Under these circumstances, I think the invoices were in order and were for goods accurately described as high-grade pig-iron. The only other defence by the bank was that the documents were not in order, and I have dealt with that. But there was a good deal of evidence given as to the actual quality of the iron, and in any action against a bank for failure to honour credit for goods which are not in order the question of quality only comes in on one or other of two ways. First of all, did the person presenting misdescribe the goods in such a way as to be guilty of fraud. If that were so, then the bank in refusing to pay would be justified. But nothing of that sort is suggested in this case. There is another case in which the bank would be entitled not to pay, i.e., if the goods were innocently misdescribed in the documents tendered to them—so far misdescribed that the goods might be rejected by the buyers and were so rejected by the buyers. Then in that case also the bank would be entitled to refuse on the grounds of security of action, and would be only liable for nominal damages, because in such a case if the bank pays the buyer can sue the sellers for the return of the price, and he would then pay it to the bank and the bank would be in the same position.
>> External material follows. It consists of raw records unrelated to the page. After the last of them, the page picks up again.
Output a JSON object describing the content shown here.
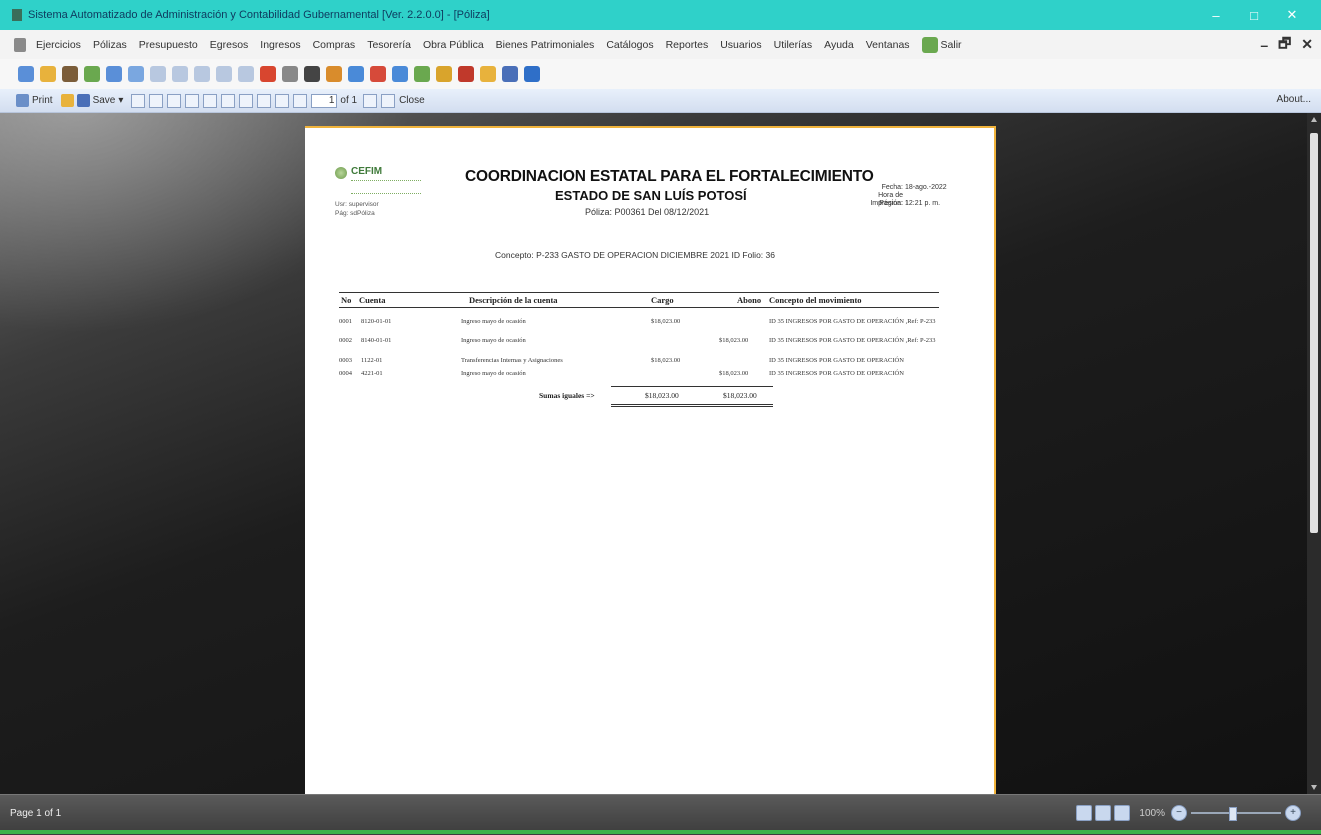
{
  "window": {
    "title": "Sistema Automatizado de Administración y Contabilidad Gubernamental  [Ver. 2.2.0.0] - [Póliza]",
    "minimize": "–",
    "maximize": "□",
    "close": "✕"
  },
  "menu": {
    "items": [
      "Ejercicios",
      "Pólizas",
      "Presupuesto",
      "Egresos",
      "Ingresos",
      "Compras",
      "Tesorería",
      "Obra Pública",
      "Bienes Patrimoniales",
      "Catálogos",
      "Reportes",
      "Usuarios",
      "Utilerías",
      "Ayuda",
      "Ventanas"
    ],
    "exit_label": "Salir",
    "mdi_minimize": "–",
    "mdi_restore": "🗗",
    "mdi_close": "✕"
  },
  "toolbar_icons": [
    {
      "name": "refresh-icon",
      "color": "#5a8fd8"
    },
    {
      "name": "folder-icon",
      "color": "#e8b23c"
    },
    {
      "name": "briefcase-icon",
      "color": "#7b5d3a"
    },
    {
      "name": "money-icon",
      "color": "#6aa84f"
    },
    {
      "name": "document-icon",
      "color": "#5a8fd8"
    },
    {
      "name": "report-icon",
      "color": "#7aa7e0"
    },
    {
      "name": "grid-icon",
      "color": "#b8c8e0"
    },
    {
      "name": "grid-icon",
      "color": "#b8c8e0"
    },
    {
      "name": "grid-icon",
      "color": "#b8c8e0"
    },
    {
      "name": "grid-icon",
      "color": "#b8c8e0"
    },
    {
      "name": "grid-icon",
      "color": "#b8c8e0"
    },
    {
      "name": "chart-icon",
      "color": "#d8462f"
    },
    {
      "name": "gear-icon",
      "color": "#888"
    },
    {
      "name": "calculator-icon",
      "color": "#444"
    },
    {
      "name": "pie-chart-icon",
      "color": "#d98c2c"
    },
    {
      "name": "bar-chart-icon",
      "color": "#4a8ad8"
    },
    {
      "name": "pin-icon",
      "color": "#d64a3a"
    },
    {
      "name": "list-icon",
      "color": "#4a8ad8"
    },
    {
      "name": "tools-icon",
      "color": "#6aa84f"
    },
    {
      "name": "shield-icon",
      "color": "#d9a42c"
    },
    {
      "name": "tree-icon",
      "color": "#c0392b"
    },
    {
      "name": "people-icon",
      "color": "#e8b23c"
    },
    {
      "name": "save-icon",
      "color": "#4a6fb8"
    },
    {
      "name": "help-icon",
      "color": "#2f6fc8"
    }
  ],
  "viewer": {
    "print_label": "Print",
    "save_label": "Save",
    "page_input": "1",
    "page_of": "of 1",
    "close_label": "Close",
    "about_label": "About..."
  },
  "report": {
    "logo_text": "CEFIM",
    "user_line1": "Usr: supervisor",
    "user_line2": "Pág: sdPóliza",
    "header_line1": "COORDINACION ESTATAL PARA EL FORTALECIMIENTO",
    "header_line2": "ESTADO DE SAN LUÍS POTOSÍ",
    "header_line3": "Póliza:  P00361  Del 08/12/2021",
    "meta_fecha_label": "Fecha:",
    "meta_fecha": "18-ago.-2022",
    "meta_hora_label": "Hora de Impresión:",
    "meta_hora": "12:21 p. m.",
    "meta_pagina_label": "Página:",
    "meta_pagina": "1",
    "concepto": "Concepto: P-233  GASTO DE OPERACION DICIEMBRE 2021 ID Folio: 36",
    "columns": {
      "no": "No",
      "cuenta": "Cuenta",
      "descripcion": "Descripción de la cuenta",
      "cargo": "Cargo",
      "abono": "Abono",
      "concepto": "Concepto del movimiento"
    },
    "rows": [
      {
        "no": "0001",
        "cuenta": "8120-01-01",
        "descripcion": "Ingreso mayo de ocasión",
        "cargo": "$18,023.00",
        "abono": "",
        "concepto": "ID 35 INGRESOS POR GASTO DE OPERACIÓN ,Ref: P-233"
      },
      {
        "no": "0002",
        "cuenta": "8140-01-01",
        "descripcion": "Ingreso mayo de ocasión",
        "cargo": "",
        "abono": "$18,023.00",
        "concepto": "ID 35 INGRESOS POR GASTO DE OPERACIÓN ,Ref: P-233"
      },
      {
        "no": "0003",
        "cuenta": "1122-01",
        "descripcion": "Transferencias Internas y Asignaciones",
        "cargo": "$18,023.00",
        "abono": "",
        "concepto": "ID 35 INGRESOS POR GASTO DE OPERACIÓN"
      },
      {
        "no": "0004",
        "cuenta": "4221-01",
        "descripcion": "Ingreso mayo de ocasión",
        "cargo": "",
        "abono": "$18,023.00",
        "concepto": "ID 35 INGRESOS POR GASTO DE OPERACIÓN"
      }
    ],
    "totals_label": "Sumas iguales =>",
    "total_cargo": "$18,023.00",
    "total_abono": "$18,023.00"
  },
  "status": {
    "page_label": "Page 1 of 1",
    "zoom_pct": "100%"
  }
}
I think the matter could be put in order in that way.

 

But here not only am I satisfied that they were not misdescribed, but the buyer has not rejected them, but has sold 400 tons of these goods to other buyers, who have kept them and paid for them without complaint, and that leaves the simple question whether the goods were in order or not having regard to the irrevocable credit the bank had opened. The answer to that question, for the reasons I have given, is in the affirmative, and the result must be judgment for plaintiffs, with costs.

 

His Lordship also allowed plaintiffs 5 per cent. interest.